His name was still carried on the muster and pay rolls of the Brandywine; but that ship did not depart for South American waters until the last of August, 1826, when she set sail from New York with the Vincennes. Eventually it was Maury’s good fortune to be transferred to the latter vessel, in which he was to circumnavigate the globe. He first joined the Vincennes, on March 10, 1827, in Callao Roads, the port of Lima, Peru. The American warships had by this time entered the Pacific and were cruising up and down the South American coast from Valparaiso, Chile to Guayaquil, Ecuador to protect the commerce of the United States, as this part of South America also was then in turmoil.

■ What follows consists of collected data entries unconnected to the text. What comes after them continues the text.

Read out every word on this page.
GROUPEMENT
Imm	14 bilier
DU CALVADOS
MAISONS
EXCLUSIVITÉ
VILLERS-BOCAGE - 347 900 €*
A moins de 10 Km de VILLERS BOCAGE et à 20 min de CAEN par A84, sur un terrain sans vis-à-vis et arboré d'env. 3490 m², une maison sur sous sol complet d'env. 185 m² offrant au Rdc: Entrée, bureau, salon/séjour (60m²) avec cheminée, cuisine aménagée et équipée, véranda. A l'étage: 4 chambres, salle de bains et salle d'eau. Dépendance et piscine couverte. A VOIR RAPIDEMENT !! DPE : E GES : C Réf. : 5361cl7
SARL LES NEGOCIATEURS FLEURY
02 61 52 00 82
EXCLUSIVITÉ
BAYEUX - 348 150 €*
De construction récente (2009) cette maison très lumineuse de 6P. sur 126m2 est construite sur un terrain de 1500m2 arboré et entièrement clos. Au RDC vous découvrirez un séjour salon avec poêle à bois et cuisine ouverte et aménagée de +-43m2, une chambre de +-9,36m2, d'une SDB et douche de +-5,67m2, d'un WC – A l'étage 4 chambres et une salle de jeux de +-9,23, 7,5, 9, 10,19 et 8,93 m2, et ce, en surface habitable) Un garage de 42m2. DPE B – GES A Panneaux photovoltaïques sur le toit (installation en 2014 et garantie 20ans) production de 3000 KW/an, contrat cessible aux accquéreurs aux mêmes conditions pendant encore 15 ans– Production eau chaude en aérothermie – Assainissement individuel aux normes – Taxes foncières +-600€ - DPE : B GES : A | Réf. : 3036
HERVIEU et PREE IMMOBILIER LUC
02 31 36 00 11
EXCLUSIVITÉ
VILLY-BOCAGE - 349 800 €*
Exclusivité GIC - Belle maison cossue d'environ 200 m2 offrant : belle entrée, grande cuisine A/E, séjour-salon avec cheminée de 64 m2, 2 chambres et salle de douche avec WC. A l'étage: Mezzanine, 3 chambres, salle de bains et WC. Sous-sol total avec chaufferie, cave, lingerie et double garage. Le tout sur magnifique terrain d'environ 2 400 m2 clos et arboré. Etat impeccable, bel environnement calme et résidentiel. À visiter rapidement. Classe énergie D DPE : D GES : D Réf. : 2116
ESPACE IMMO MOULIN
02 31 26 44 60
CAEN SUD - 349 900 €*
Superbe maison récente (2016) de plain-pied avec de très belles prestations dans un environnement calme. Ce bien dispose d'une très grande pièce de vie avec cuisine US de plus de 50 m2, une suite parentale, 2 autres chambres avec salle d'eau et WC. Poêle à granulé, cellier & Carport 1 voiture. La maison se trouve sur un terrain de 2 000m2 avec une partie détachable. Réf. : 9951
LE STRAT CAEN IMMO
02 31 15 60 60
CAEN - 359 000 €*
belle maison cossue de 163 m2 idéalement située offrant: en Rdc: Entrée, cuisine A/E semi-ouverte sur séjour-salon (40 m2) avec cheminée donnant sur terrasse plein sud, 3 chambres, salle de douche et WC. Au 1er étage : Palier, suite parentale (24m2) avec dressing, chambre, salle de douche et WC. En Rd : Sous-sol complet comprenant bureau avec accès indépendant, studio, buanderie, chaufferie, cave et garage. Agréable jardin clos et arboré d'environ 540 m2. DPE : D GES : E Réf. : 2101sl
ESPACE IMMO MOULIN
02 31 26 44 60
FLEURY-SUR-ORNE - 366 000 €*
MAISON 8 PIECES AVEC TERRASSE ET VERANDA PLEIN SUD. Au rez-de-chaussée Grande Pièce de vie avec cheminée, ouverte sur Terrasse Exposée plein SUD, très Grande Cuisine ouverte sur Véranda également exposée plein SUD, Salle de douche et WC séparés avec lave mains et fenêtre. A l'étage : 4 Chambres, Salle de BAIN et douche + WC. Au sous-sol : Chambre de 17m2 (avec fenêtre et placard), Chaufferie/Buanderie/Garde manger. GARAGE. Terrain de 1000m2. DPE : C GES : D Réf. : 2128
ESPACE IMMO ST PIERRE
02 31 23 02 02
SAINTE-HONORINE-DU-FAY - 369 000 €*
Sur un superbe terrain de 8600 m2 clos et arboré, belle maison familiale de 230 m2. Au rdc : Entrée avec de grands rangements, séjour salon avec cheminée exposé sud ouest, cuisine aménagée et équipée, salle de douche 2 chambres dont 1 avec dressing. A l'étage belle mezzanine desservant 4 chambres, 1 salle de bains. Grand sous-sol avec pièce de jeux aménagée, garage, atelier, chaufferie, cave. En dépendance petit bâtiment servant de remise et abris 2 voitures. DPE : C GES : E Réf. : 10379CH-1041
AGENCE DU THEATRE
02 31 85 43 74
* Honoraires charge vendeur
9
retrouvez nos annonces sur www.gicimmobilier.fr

Bolivar, after liberating the states of northern South America from Spanish rule, was endeavoring to organize Columbia, Peru, Bolivia, La Plata, and Chile into a grand republic, of which he aspired to be the ruler. The union of the first three of these states was practically realized, but the undertaking finally ended in failure because of the jealousy of Bolivar’s former companions in arms and the fickleness of the South American people. This characteristic of the people is humorously set forth in Maury’s letters in which he describes some of the fighting which he witnessed at Guayaquil. The young man’s historical outlook was thus further broadened by this personal contact with the affairs of the great Libertador, Bolivar.
On July 4, 1829, the war meanwhile having come to an end, the Vincennes, under the command of Captain William Compton (Bolton) Finch, set forth from Callao on her voyage across the Pacific. She was to make her first stop at the Washington Islands, now known as the Marquesas, in order, as Captain Finch’s orders read, to secure proper treatment from the natives for any of our defenseless seafaring countrymen who in their lawful pursuits were compelled by necessity to resort to the harbors of the islands for refreshment and supplies; to reclaim those who from improper motives had remained among the islanders; and by exhibiting the moral advancement of America to so raise the American national character in their estimation as to induce a praiseworthy imitation of it on their part. The ship arrived at one of the islands, Nukahiva by name, on July 26, and in order to carry out the spirit of his orders Captain Finch made his vessel a “tabu ship” that he might prevent the gross licentiousness to which ships from Christian lands were usually surrendered in those ports.
For an account of Maury’s experiences on this cruise little is to be derived from his extant letters, but fortunately Chaplain C. S. Stewart wrote a book entitled “A Visit to the South Seas in the U. S. Ship Vincennes during the years 1829 and 1830”, in which he mentions Maury as a member of the shore party which visited the Valley of Taioa and as one of those who went on various other expeditions on the island of Nukahiva under the direction of the chaplain. That these were unforgettable experiences is evident from Stewart’s rapturous descriptions of the people and the scenery of the island which, he declared, “seemed almost a fairy land, scarce less fascinating in its features than the imaginary haunts pictured by the pens of genius as the abode of Calypso, or the happy valley of the Abyssinian prince”.